Before the end of the current legislative session, each house of the Legislature will put bills to a vote about the re-privatization of NYRA. The bills put forward by Assemblywoman Carrie Woerner, D-Round Lake, and Sen. Kathy Marchione, R-Halfmoon, during the spring do not line up exactly with the governor’s proposal.
Jack Knowlton of Sackatoga Stables is frustrated that it took the governor so long to come forward with his proposal.
“Typically, it’s the responsibility of the executive to take the initiative and putting something on the table,” Knowlton said Monday. “Then, if it isn’t something that’s immediately accepted by the Legislature, you negotiate and hopefully come up with a bill that everybody can live with.”
Knowlton and Hendrickson, along with other members of the local community, see the governor’s plan for re-privatization as keeping too much state control over NYRA. The governor’s proposal would have nearly half the NYRA board appointed by state leaders, including five of them being his appointees.
Both are members of the Concerned Citizens for Saratoga Racing group that has endorsed the legislation being proposed by Woerner and Marchione. Their combined bill puts more control in the hands of private members and ensures that everyone is represented with a voting voice.
The bipartisan effort wanted to keep a narrow scope focused on re-privatization. Woerner feels the reorganization board has done well to rebuild the organization and improve the safety of the horses, which was a concern when the state took over NYRA.
But, she believes it is time for NYRA to be a private, nonprofit organization again as was planned when the state took over four years ago.
Woerner on Tuesday said the bill is supported by both local Democrats and Republicans and that says something about the importance of racing to the Saratoga community.
“There’s no stronger statement about how important the future New York racing and the New York Racing Association is to Saratoga County, to the broader Capital Region community, than the statement this is truly a bipartisan effort from the start,” Woerner said. “We do recognize that this is central to the economy of the Capital District, so that’s where our focus is.”
Over the weekend, state Comptroller Thomas DiNapoli released an audit of NYRA that said “NYRA relies on video lottery terminals to stay in the black, but that revenue stream isn’t guaranteed to continue as strongly, especially as new casinos open up across the state.”
Woerner argued that a more independent NYRA could put together a long-range plan that would include developing different revenue streams.
Charles Wait Sr., a former member of the NYRA Board of Directors and now a member of the Concerned Citizens executive board, recalled that the NYRA board had tried to look into different forms of revenue in the past, but state involvement slowed the process.
“We tried several different avenues to get into the nationwide ADW betting platform and it took us years to get approval from the state to do it,” Wait said. “We want to do one in-state [and] they would let us do that. We wanted to get a change in tax code [and] they wouldn’t let us do that.

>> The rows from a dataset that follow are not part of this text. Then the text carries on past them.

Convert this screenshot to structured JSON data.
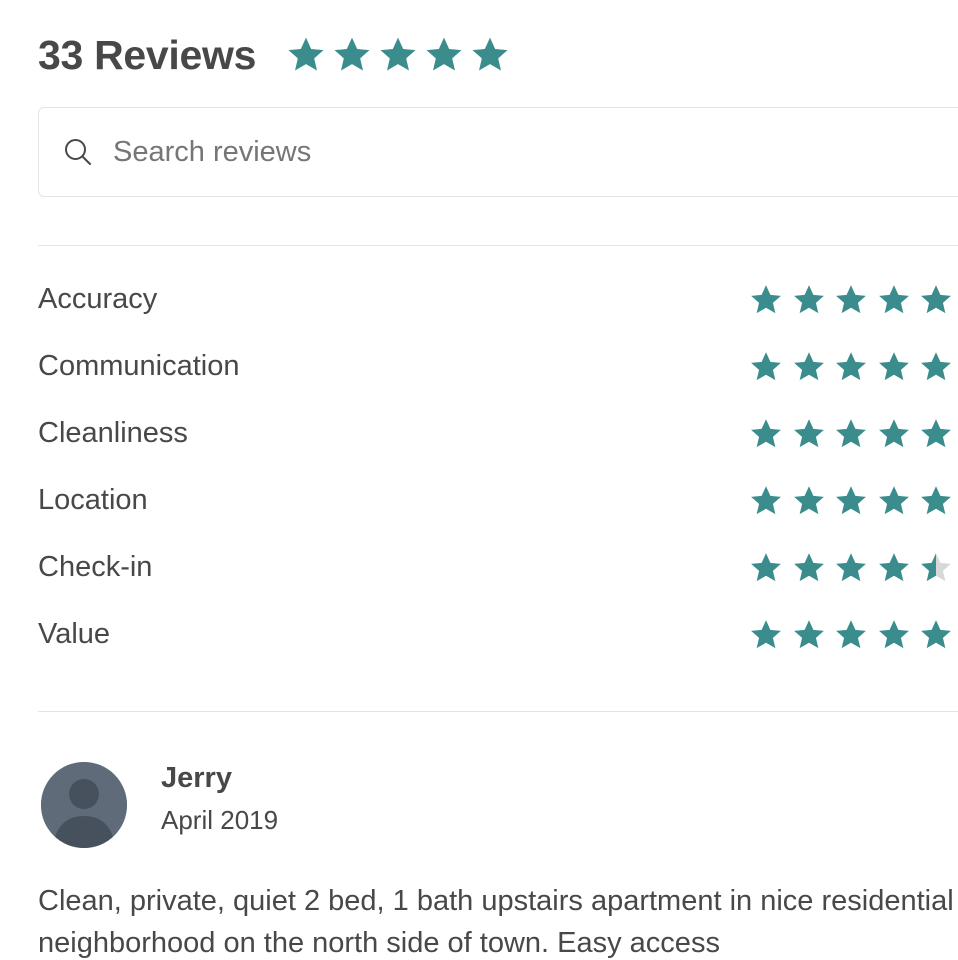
{
  "colors": {
    "accent": "#3b8c8c",
    "text": "#484848",
    "muted": "#767676",
    "divider": "#e4e4e4",
    "avatar": "#5f6b78",
    "empty_star": "#d8d8d8"
  },
  "header": {
    "title": "33 Reviews",
    "overall_rating": 5
  },
  "search": {
    "icon": "search-icon",
    "placeholder": "Search reviews",
    "value": ""
  },
  "categories": [
    {
      "label": "Accuracy",
      "rating": 5
    },
    {
      "label": "Communication",
      "rating": 5
    },
    {
      "label": "Cleanliness",
      "rating": 5
    },
    {
      "label": "Location",
      "rating": 5
    },
    {
      "label": "Check-in",
      "rating": 4.5
    },
    {
      "label": "Value",
      "rating": 5
    }
  ],
  "review": {
    "avatar_icon": "user-avatar-icon",
    "name": "Jerry",
    "date": "April 2019",
    "text": "Clean, private, quiet 2 bed, 1 bath upstairs apartment in nice residential neighborhood on the north side of town. Easy access"
  }
}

“We finally had to partner with a separate company out of state in order to get a nationwide betting platform that Churchill Downs already has. That’s just one example of state interference impeding NYRA’s ability to generate further sources of revenue for the state.”
The Saratoga Springs city government supports re-privatization of NYRA as well.
“If it’s not the right time now, then let’s keep working on it,” Yepsen said of re-privatization. “But, let’s get it right because whatever is decided next by state legislators, the governor [or] the gaming commission will impact Saratoga Springs heavily.”
Tom Durkin, now retired, but longtime announcer for NYRA, believes it is important for the legislation to get done this week and not leave the future in question. The NYRA board needs to be able to plan for the future, but so do those involved with the racing itself.
“You’ve got to look forward to see what things are going to be like in a couple years,” Durkin said, in reference to breeders, owners and trainers. “If you’re a breeder, you’re not going to get any return on any action you take in the spring of 2016 until the summer of 2019.”